Welcome to Ireland where people get away with racism! This little black girl broke my heart. Don’t skip this post without leaving a million heart for her. Make her famous…

— Mohamad Safa (@mhdksafa) September 22, 2023

During mediation, the girl’s mother discovered that the judge had written a long personal apology within days of the competition, and sent it to the GI official who was liaising with the family. It was never passed on.

Instead they were given a two-line unsigned apology, addressed “to whom it may concern” a year after the incident. The mother did not consider it an appropriate response to her daughter’s treatment, and had chosen not to share it with her. “They need to explain why that [original apology] was withheld,” the mother said.

She has contacted the police because she is concerned the publicity, particularly after the statement from GI on Friday, could make the family a target.

The institution appears focused on protecting their reputation, now the video has been seen by millions of people around the world, rather than young athletes like her daughter, she added. “We were not consulted before the statement went out. I’m even more scared … They are simply trying to vindicate themselves.”

The statement from GI said: “The official in question accepted fully that what had happened had not been acceptable but stressed that it had not been intentional.

“The official concerned said that upon realising the mistake they immediately rectified it and ensured that the competitor concerned was presented with her medal before she left the field of play.

“The official also expressed deep regret for what they described as an honest error and requested the opportunity to apologise in person to the competitor and her family,” it added. “This request was initially declined.

“A written apology provided by the identified individual has since been issued to the competitor and her family.”

Ken McCue, a long-term campaigner against racism in sport who has helped the family, said the failures of the GI to protect the girl and tackle racism in the sport were compounded by wider indifference from Ireland’s sporting and political authorities.

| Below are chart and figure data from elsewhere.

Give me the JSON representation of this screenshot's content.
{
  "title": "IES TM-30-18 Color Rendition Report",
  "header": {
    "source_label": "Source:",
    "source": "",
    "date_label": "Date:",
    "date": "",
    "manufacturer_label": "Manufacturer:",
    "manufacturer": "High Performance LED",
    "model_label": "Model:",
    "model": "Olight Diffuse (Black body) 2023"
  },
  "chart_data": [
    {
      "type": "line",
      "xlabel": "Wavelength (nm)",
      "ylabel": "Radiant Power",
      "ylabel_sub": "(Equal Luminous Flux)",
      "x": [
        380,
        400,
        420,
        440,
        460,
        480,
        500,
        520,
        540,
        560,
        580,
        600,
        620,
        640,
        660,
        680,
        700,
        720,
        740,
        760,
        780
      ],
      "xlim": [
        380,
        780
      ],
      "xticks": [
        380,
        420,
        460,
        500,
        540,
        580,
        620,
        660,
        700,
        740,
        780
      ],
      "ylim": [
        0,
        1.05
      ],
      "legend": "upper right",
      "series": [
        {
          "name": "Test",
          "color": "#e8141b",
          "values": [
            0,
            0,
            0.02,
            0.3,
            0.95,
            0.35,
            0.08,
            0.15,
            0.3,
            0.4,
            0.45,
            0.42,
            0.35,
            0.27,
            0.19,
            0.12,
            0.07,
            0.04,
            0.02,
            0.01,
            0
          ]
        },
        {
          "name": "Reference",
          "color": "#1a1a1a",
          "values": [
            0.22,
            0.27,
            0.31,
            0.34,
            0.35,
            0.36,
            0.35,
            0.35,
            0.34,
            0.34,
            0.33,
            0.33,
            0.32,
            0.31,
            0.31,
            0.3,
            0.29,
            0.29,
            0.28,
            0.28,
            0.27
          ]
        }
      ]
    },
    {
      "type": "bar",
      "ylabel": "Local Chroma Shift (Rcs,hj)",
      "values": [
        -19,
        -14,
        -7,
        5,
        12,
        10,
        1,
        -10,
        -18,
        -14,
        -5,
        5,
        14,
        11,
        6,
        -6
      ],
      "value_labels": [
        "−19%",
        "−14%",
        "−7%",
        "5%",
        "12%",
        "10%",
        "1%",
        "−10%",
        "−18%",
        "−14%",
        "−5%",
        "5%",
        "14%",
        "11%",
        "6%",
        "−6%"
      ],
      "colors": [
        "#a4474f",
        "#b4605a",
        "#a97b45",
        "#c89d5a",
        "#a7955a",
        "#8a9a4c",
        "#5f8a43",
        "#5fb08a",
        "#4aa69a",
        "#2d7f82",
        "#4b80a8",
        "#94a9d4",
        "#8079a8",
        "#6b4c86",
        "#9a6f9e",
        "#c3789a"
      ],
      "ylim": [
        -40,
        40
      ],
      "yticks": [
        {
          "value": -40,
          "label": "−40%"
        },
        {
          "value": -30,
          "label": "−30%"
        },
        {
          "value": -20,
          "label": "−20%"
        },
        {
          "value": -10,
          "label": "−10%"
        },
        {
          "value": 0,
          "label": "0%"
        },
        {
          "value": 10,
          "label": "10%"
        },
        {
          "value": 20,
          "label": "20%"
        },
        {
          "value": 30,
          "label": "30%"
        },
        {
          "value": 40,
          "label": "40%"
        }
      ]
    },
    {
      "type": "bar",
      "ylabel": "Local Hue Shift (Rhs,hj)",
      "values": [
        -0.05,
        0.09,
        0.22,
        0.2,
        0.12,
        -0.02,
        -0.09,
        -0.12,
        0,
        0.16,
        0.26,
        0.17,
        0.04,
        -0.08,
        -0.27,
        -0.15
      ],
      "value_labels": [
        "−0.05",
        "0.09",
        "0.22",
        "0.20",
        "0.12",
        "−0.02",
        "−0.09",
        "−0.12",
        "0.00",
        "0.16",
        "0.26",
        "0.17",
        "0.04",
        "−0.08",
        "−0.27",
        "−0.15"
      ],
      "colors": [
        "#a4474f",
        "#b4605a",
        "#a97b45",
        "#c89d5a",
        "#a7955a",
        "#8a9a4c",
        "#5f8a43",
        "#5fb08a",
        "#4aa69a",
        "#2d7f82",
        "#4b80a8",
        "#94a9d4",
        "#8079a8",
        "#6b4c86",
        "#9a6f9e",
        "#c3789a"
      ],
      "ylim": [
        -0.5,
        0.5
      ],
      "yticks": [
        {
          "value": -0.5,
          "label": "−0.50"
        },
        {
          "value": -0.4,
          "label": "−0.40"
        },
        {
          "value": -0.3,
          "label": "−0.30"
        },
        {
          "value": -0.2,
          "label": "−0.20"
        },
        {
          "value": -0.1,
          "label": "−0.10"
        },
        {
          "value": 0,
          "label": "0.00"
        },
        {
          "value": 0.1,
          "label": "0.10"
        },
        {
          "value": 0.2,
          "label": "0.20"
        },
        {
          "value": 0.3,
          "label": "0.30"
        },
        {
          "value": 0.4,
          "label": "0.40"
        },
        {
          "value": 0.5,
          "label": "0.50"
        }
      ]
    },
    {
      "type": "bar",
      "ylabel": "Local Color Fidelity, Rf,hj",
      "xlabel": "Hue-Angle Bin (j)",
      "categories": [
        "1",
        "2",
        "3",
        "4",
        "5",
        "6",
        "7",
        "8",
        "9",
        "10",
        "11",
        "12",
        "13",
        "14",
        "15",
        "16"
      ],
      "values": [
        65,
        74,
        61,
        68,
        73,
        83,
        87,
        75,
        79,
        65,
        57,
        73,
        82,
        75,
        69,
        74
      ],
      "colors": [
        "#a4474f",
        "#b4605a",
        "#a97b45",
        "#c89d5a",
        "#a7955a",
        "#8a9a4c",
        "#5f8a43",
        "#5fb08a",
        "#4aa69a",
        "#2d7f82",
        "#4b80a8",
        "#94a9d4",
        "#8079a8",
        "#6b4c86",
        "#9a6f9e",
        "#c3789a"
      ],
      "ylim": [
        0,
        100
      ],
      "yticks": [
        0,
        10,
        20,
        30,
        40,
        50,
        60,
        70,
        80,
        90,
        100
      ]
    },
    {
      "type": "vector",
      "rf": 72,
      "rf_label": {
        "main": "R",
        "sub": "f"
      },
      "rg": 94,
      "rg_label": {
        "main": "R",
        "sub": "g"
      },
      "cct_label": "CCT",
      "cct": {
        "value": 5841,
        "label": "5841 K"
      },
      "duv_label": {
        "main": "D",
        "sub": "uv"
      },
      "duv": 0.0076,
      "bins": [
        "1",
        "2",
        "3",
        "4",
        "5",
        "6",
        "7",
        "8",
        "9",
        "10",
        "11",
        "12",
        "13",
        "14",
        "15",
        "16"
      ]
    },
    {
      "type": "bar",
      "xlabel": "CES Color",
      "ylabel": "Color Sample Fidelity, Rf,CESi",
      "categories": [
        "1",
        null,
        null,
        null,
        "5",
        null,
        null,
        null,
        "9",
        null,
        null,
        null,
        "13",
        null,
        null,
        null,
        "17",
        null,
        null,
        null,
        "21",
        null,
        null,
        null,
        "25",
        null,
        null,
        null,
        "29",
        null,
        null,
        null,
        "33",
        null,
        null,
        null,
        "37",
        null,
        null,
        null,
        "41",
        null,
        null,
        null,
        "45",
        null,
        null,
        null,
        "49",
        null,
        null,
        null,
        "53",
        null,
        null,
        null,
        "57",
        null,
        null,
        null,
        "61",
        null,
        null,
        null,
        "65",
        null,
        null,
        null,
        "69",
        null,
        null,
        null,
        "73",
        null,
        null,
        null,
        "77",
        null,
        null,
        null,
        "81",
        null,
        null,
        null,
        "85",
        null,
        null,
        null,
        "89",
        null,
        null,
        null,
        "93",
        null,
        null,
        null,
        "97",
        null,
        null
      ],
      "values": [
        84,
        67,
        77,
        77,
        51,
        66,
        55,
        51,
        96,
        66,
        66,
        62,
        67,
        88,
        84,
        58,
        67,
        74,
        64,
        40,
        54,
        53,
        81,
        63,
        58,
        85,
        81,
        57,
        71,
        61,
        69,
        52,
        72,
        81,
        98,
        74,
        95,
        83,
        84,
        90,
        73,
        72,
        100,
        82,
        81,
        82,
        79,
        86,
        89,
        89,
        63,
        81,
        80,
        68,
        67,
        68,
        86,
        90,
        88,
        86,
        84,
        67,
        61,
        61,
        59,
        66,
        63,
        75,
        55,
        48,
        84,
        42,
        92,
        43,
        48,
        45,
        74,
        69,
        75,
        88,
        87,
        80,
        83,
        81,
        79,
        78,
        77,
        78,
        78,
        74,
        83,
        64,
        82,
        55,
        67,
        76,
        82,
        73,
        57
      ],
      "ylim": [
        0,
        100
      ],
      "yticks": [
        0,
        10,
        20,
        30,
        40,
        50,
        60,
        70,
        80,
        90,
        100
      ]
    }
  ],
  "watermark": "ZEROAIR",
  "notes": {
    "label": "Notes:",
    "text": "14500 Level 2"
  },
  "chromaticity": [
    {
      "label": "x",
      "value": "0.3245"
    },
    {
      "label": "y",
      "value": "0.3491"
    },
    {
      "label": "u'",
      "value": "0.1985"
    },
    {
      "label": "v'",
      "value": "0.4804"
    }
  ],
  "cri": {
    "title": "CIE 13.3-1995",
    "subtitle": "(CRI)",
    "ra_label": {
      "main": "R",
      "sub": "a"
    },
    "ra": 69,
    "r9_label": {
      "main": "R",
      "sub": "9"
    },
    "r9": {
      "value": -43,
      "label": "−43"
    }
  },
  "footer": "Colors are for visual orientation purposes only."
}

“We got no domestic support from the Irish Human Rights and Equality Commission, the Irish Olympic Federation or Sport Ireland,” said McCue, who is co-founder of Sport Against Racism Ireland.

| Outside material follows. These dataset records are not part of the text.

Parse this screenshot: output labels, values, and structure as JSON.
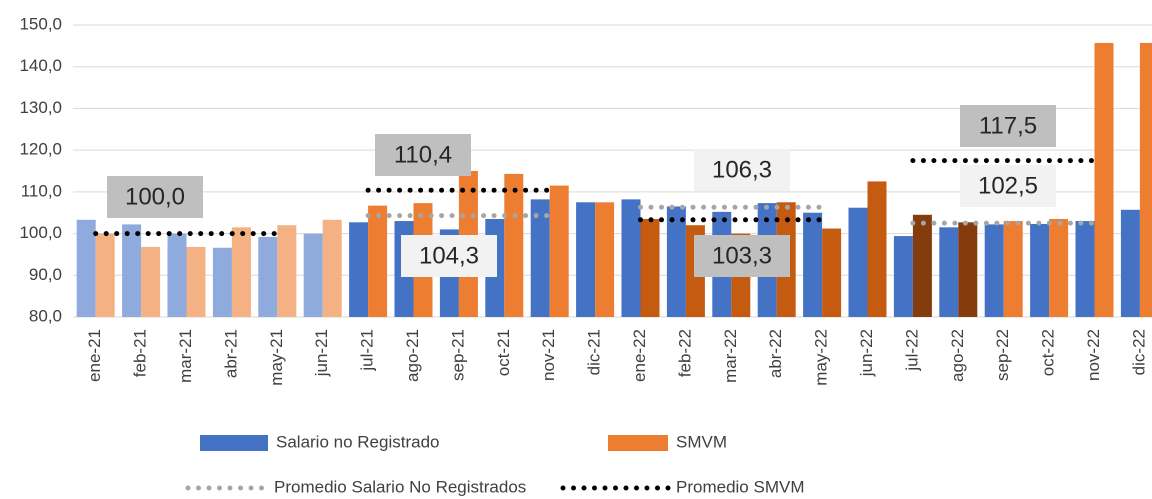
{
  "chart_data": {
    "type": "bar",
    "categories": [
      "ene-21",
      "feb-21",
      "mar-21",
      "abr-21",
      "may-21",
      "jun-21",
      "jul-21",
      "ago-21",
      "sep-21",
      "oct-21",
      "nov-21",
      "dic-21",
      "ene-22",
      "feb-22",
      "mar-22",
      "abr-22",
      "may-22",
      "jun-22",
      "jul-22",
      "ago-22",
      "sep-22",
      "oct-22",
      "nov-22",
      "dic-22"
    ],
    "series": [
      {
        "name": "Salario no Registrado",
        "type": "bar",
        "color": "#4472c4",
        "colors": [
          "#8faadc",
          "#8faadc",
          "#8faadc",
          "#8faadc",
          "#8faadc",
          "#8faadc",
          "#4472c4",
          "#4472c4",
          "#4472c4",
          "#4472c4",
          "#4472c4",
          "#4472c4",
          "#4472c4",
          "#4472c4",
          "#4472c4",
          "#4472c4",
          "#4472c4",
          "#4472c4",
          "#4472c4",
          "#4472c4",
          "#4472c4",
          "#4472c4",
          "#4472c4",
          "#4472c4"
        ],
        "values": [
          103.3,
          102.2,
          100.0,
          96.6,
          99.2,
          100.0,
          102.7,
          103.0,
          101.0,
          103.5,
          108.2,
          107.5,
          108.2,
          106.5,
          105.2,
          107.3,
          105.0,
          106.2,
          99.4,
          101.5,
          102.2,
          102.3,
          103.0,
          105.7
        ]
      },
      {
        "name": "SMVM",
        "type": "bar",
        "color": "#ed7d31",
        "colors": [
          "#f4b183",
          "#f4b183",
          "#f4b183",
          "#f4b183",
          "#f4b183",
          "#f4b183",
          "#ed7d31",
          "#ed7d31",
          "#ed7d31",
          "#ed7d31",
          "#ed7d31",
          "#ed7d31",
          "#c55a11",
          "#c55a11",
          "#c55a11",
          "#c55a11",
          "#c55a11",
          "#c55a11",
          "#843c0c",
          "#843c0c",
          "#ed7d31",
          "#ed7d31",
          "#ed7d31",
          "#ed7d31"
        ],
        "values": [
          100.0,
          96.8,
          96.8,
          101.5,
          102.0,
          103.3,
          106.7,
          107.3,
          115.0,
          114.3,
          111.5,
          107.5,
          103.5,
          102.0,
          100.0,
          107.5,
          101.2,
          112.5,
          104.5,
          102.7,
          103.0,
          103.5,
          145.7,
          145.7
        ]
      },
      {
        "name": "Promedio Salario No Registrados",
        "type": "line",
        "color": "#a6a6a6",
        "values": [
          null,
          null,
          null,
          null,
          null,
          null,
          104.3,
          104.3,
          104.3,
          104.3,
          104.3,
          null,
          106.3,
          106.3,
          106.3,
          106.3,
          106.3,
          null,
          102.5,
          102.5,
          102.5,
          102.5,
          102.5,
          null
        ]
      },
      {
        "name": "Promedio SMVM",
        "type": "line",
        "color": "#000000",
        "values": [
          100.0,
          100.0,
          100.0,
          100.0,
          100.0,
          null,
          110.4,
          110.4,
          110.4,
          110.4,
          110.4,
          null,
          103.3,
          103.3,
          103.3,
          103.3,
          103.3,
          null,
          117.5,
          117.5,
          117.5,
          117.5,
          117.5,
          null
        ]
      }
    ],
    "annotations": [
      {
        "value": 100.0,
        "label": "100,0"
      },
      {
        "value": 110.4,
        "label": "110,4"
      },
      {
        "value": 104.3,
        "label": "104,3"
      },
      {
        "value": 106.3,
        "label": "106,3"
      },
      {
        "value": 103.3,
        "label": "103,3"
      },
      {
        "value": 117.5,
        "label": "117,5"
      },
      {
        "value": 102.5,
        "label": "102,5"
      }
    ],
    "ylim": [
      80,
      150
    ],
    "yticks": [
      {
        "value": 80,
        "label": "80,0"
      },
      {
        "value": 90,
        "label": "90,0"
      },
      {
        "value": 100,
        "label": "100,0"
      },
      {
        "value": 110,
        "label": "110,0"
      },
      {
        "value": 120,
        "label": "120,0"
      },
      {
        "value": 130,
        "label": "130,0"
      },
      {
        "value": 140,
        "label": "140,0"
      },
      {
        "value": 150,
        "label": "150,0"
      }
    ],
    "grid": true,
    "legend": "bottom"
  }
}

“We only got international support from San Jose Gymnastics team, Simone [Biles] and Harry Edwards.”

It even took international pressure for mediation to begin, the family said. The judge initially declined to attend, and GI said they could not force her to take part. After the family contacted the Switzerland-based Gymnastics Ethics Federation, mediation was agreed.

However it became clear in the process that GI did not plan to participate as an institution, and were instead treating the incident as a personal failure by one individual, the girl’s mother said.

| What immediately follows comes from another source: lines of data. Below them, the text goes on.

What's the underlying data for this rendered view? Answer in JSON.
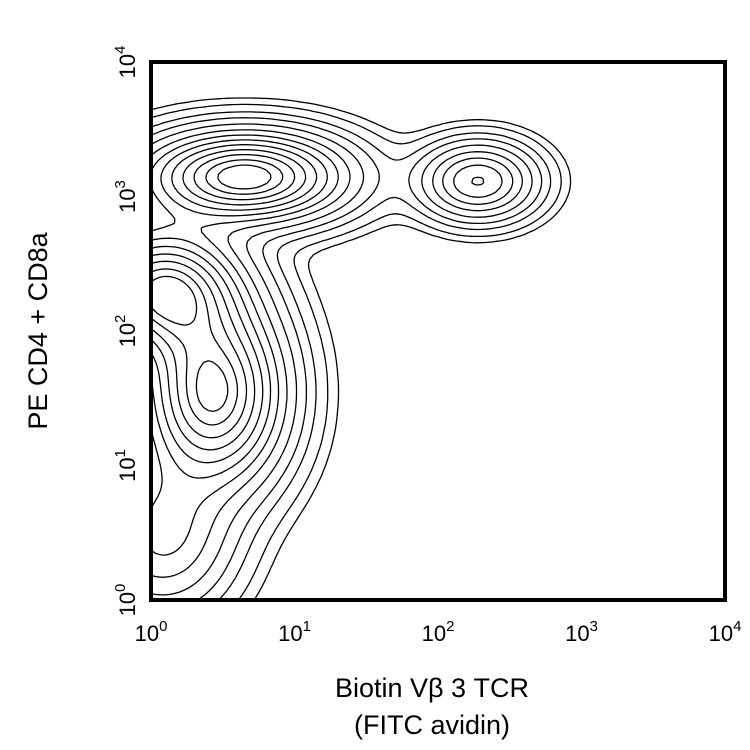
{
  "chart_data": {
    "type": "contour",
    "xlabel_line1": "Biotin Vβ 3 TCR",
    "xlabel_line2": "(FITC avidin)",
    "ylabel": "PE CD4 + CD8a",
    "x_scale": "log",
    "y_scale": "log",
    "xlim": [
      1,
      10000
    ],
    "ylim": [
      1,
      10000
    ],
    "x_ticks": [
      {
        "base": "10",
        "exp": "0",
        "value": 1
      },
      {
        "base": "10",
        "exp": "1",
        "value": 10
      },
      {
        "base": "10",
        "exp": "2",
        "value": 100
      },
      {
        "base": "10",
        "exp": "3",
        "value": 1000
      },
      {
        "base": "10",
        "exp": "4",
        "value": 10000
      }
    ],
    "y_ticks": [
      {
        "base": "10",
        "exp": "0",
        "value": 1
      },
      {
        "base": "10",
        "exp": "1",
        "value": 10
      },
      {
        "base": "10",
        "exp": "2",
        "value": 100
      },
      {
        "base": "10",
        "exp": "3",
        "value": 1000
      },
      {
        "base": "10",
        "exp": "4",
        "value": 10000
      }
    ],
    "grid": false,
    "legend": "none",
    "populations": [
      {
        "x": 1.2,
        "y": 200,
        "spread_x": 0.32,
        "spread_y": 0.28,
        "weight": 1.0
      },
      {
        "x": 4.5,
        "y": 1400,
        "spread_x": 0.42,
        "spread_y": 0.2,
        "weight": 1.1
      },
      {
        "x": 2.7,
        "y": 35,
        "spread_x": 0.3,
        "spread_y": 0.42,
        "weight": 1.05
      },
      {
        "x": 190,
        "y": 1300,
        "spread_x": 0.24,
        "spread_y": 0.17,
        "weight": 0.55
      },
      {
        "x": 1.2,
        "y": 3,
        "spread_x": 0.3,
        "spread_y": 0.35,
        "weight": 0.35
      }
    ],
    "contour_levels": [
      0.015,
      0.03,
      0.06,
      0.1,
      0.16,
      0.24,
      0.33,
      0.43,
      0.54,
      0.66,
      0.78,
      0.9,
      1.0
    ],
    "line_color": "#000000"
  }
}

“All of a sudden, after a couple more emails, Gymnastics Ireland wasn’t on the email address list.” She raised the issue, but got no response, and at mediation found it was only the judge, her father and mediators. “When it was clear no one from GI coming, I considered walking out.”

GI said they “went to great lengths over the extended period to encourage participation in the mediation by both parties” and only recently “became aware that the family had expected an official representative from GI to be present at the mediation”.

The girl’s mother ultimately decided to stay, and discovered that soon after the incident the judge had written a long personal apology and sent it to the Gymnastics Ireland official who was liaising with the family. It was never passed on.

She became aware of the first letter, written in March 2022 soon after the incident, when the woman asked if the family had received it. “I didn’t believe her initially. But her email account showed the woman had sent a more detailed apology letter, and Gymnastics Ireland had withheld it from me.”